En ce mois de juin 2024, le président russe Vladimir Poutine effectue une rare visite officielle en Corée du Nord, près d’un quart de siècle après son dernier déplacement dans ce pays en 2000. Sur fond de guerre en Ukraine et d’isolement international, ce voyage revêt une importance toute particulière pour le maître du Kremlin, en quête de soutiens face à la pression occidentale.
Un rapprochement stratégique entre deux « parias » de la scène internationale
Depuis le début du conflit ukrainien en février 2022, la Russie a vu ses relations avec l’Occident se dégrader fortement. Moscou est la cible de multiples trains de sanctions économiques visant à affaiblir sa machine de guerre. Dans ce contexte, le régime de Kim Jong-un apparaît comme un allié précieux pour Vladimir Poutine.
La Corée du Nord, elle-même soumise à de lourdes sanctions internationales en raison de ses programmes nucléaire et balistique, a exprimé son soutien à l’« opération militaire spéciale » menée par la Russie en Ukraine. Pyongyang y voit une lutte contre l’« hégémonie » et l’« arbitraire » des États-Unis et de leurs alliés.
Le conflit en Ukraine a été une véritable aubaine pour la Corée du Nord.

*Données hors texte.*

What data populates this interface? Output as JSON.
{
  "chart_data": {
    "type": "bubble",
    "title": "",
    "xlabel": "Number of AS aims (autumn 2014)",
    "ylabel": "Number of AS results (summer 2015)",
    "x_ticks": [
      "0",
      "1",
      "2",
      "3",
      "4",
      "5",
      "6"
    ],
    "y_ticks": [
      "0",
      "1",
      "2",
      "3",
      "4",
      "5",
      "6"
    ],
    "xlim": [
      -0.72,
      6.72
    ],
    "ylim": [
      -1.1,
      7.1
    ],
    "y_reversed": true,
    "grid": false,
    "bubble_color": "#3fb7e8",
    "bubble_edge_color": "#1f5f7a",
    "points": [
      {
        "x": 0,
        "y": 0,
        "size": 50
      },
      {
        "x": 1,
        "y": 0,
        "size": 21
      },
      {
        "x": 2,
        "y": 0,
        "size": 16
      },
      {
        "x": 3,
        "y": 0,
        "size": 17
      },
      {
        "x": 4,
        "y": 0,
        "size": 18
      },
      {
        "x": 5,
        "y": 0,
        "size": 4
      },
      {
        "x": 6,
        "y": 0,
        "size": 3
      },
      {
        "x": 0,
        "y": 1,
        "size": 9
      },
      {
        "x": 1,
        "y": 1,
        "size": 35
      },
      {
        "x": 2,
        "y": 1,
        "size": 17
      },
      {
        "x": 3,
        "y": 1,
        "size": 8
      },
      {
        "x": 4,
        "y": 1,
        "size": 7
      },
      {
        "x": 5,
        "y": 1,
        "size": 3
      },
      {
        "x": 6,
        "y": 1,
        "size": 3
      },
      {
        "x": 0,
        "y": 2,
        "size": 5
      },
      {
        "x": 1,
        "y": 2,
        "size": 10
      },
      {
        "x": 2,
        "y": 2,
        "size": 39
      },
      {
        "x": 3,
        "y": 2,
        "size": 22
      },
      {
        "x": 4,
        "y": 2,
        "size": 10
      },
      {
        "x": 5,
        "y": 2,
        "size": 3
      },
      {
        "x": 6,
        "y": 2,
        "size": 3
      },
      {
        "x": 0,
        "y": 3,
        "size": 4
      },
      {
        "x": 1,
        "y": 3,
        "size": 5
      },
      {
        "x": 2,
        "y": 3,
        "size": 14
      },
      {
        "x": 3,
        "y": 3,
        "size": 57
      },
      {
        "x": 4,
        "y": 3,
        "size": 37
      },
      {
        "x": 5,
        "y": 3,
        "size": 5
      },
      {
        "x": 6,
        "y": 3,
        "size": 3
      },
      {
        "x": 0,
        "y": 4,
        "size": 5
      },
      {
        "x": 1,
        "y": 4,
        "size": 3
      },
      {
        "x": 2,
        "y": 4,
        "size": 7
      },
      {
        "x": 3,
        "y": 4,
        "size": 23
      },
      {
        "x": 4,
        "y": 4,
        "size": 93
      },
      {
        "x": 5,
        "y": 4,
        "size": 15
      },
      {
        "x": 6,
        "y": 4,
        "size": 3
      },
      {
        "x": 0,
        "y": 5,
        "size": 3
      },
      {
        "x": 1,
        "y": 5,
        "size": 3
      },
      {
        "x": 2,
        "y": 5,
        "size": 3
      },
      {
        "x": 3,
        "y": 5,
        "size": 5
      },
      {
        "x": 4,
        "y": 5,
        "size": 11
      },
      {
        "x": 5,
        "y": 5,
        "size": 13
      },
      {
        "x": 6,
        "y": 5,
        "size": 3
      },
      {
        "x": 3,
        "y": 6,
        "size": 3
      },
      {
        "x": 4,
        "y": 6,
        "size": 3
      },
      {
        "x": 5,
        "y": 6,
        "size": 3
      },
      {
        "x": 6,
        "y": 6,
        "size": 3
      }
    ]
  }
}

– Peter Ward, membre du groupe de réflexion Sejong
Une coopération militaire renforcée ?
Selon plusieurs observateurs, la visite de Vladimir Poutine pourrait déboucher sur une intensification de la coopération militaire entre Moscou et Pyongyang. La Russie, confrontée à une guerre d’usure en Ukraine, aurait grandement besoin de munitions et d’équipements nord-coréens.
En échange, le régime de Kim Jong-un espère un assouplissement des sanctions et un soutien russe accru sur la scène internationale, notamment au Conseil de sécurité de l’ONU. Mais des voix s’élèvent pour mettre en garde contre les risques d’une telle alliance entre deux États nucléaires au comportement jugé imprévisible.
Des intérêts économiques convergents
Au-delà de l’aspect militaire, Poutine a aussi des visées économiques lors de sa visite en Corée du Nord. La Russie, privée de nombreux marchés et investissements occidentaux, est en quête de nouveaux partenaires commerciaux.
- Les secteurs de l’énergie, des matières premières et de la construction pourraient faire l’objet d’accords.
- Moscou souhaite attirer des travailleurs nord-coréens sur ses grands chantiers d’infrastructures, notamment en Sibérie orientale.
Kim Jong-un espère pour sa part des investissements et une assistance technique russe pour moderniser les infrastructures délabrées de son pays. Une façon aussi d’atténuer les effets désastreux des sanctions sur l’économie nord-coréenne.
Quelle portée pour cette visite ?
Si cette rencontre au sommet permet d’afficher une convergence d’intérêts entre Vladimir Poutine et Kim Jong-un face à un Occident perçu comme hostile, nombre d’experts relativisent toutefois sa portée concrète :
- L’aide militaire nord-coréenne resterait limitée et ne changerait pas fondamentalement la donne sur le champ de bataille ukrainien.
- Les échanges économiques russo-nord-coréens, bridés par les sanctions, conserveraient un caractère marginal.
C’est donc surtout au niveau diplomatique et symbolique qu’il faut chercher la signification profonde de ce voyage de Vladimir Poutine à Pyongyang. Un message fort envoyé à l’Occident sur la capacité de la Russie et de ses alliés à défier l’ordre international et à s’affranchir de la pression des sanctions.
Une posture qui pourrait toutefois se révéler à double tranchant en accentuant l’isolement et la défiance de la communauté internationale envers Moscou et Pyongyang. L’avenir dira si ce pari risqué aura été gagnant pour Vladimir Poutine et Kim Jong-un, dont le rapprochement suscite autant d’interrogations que d’inquiétudes.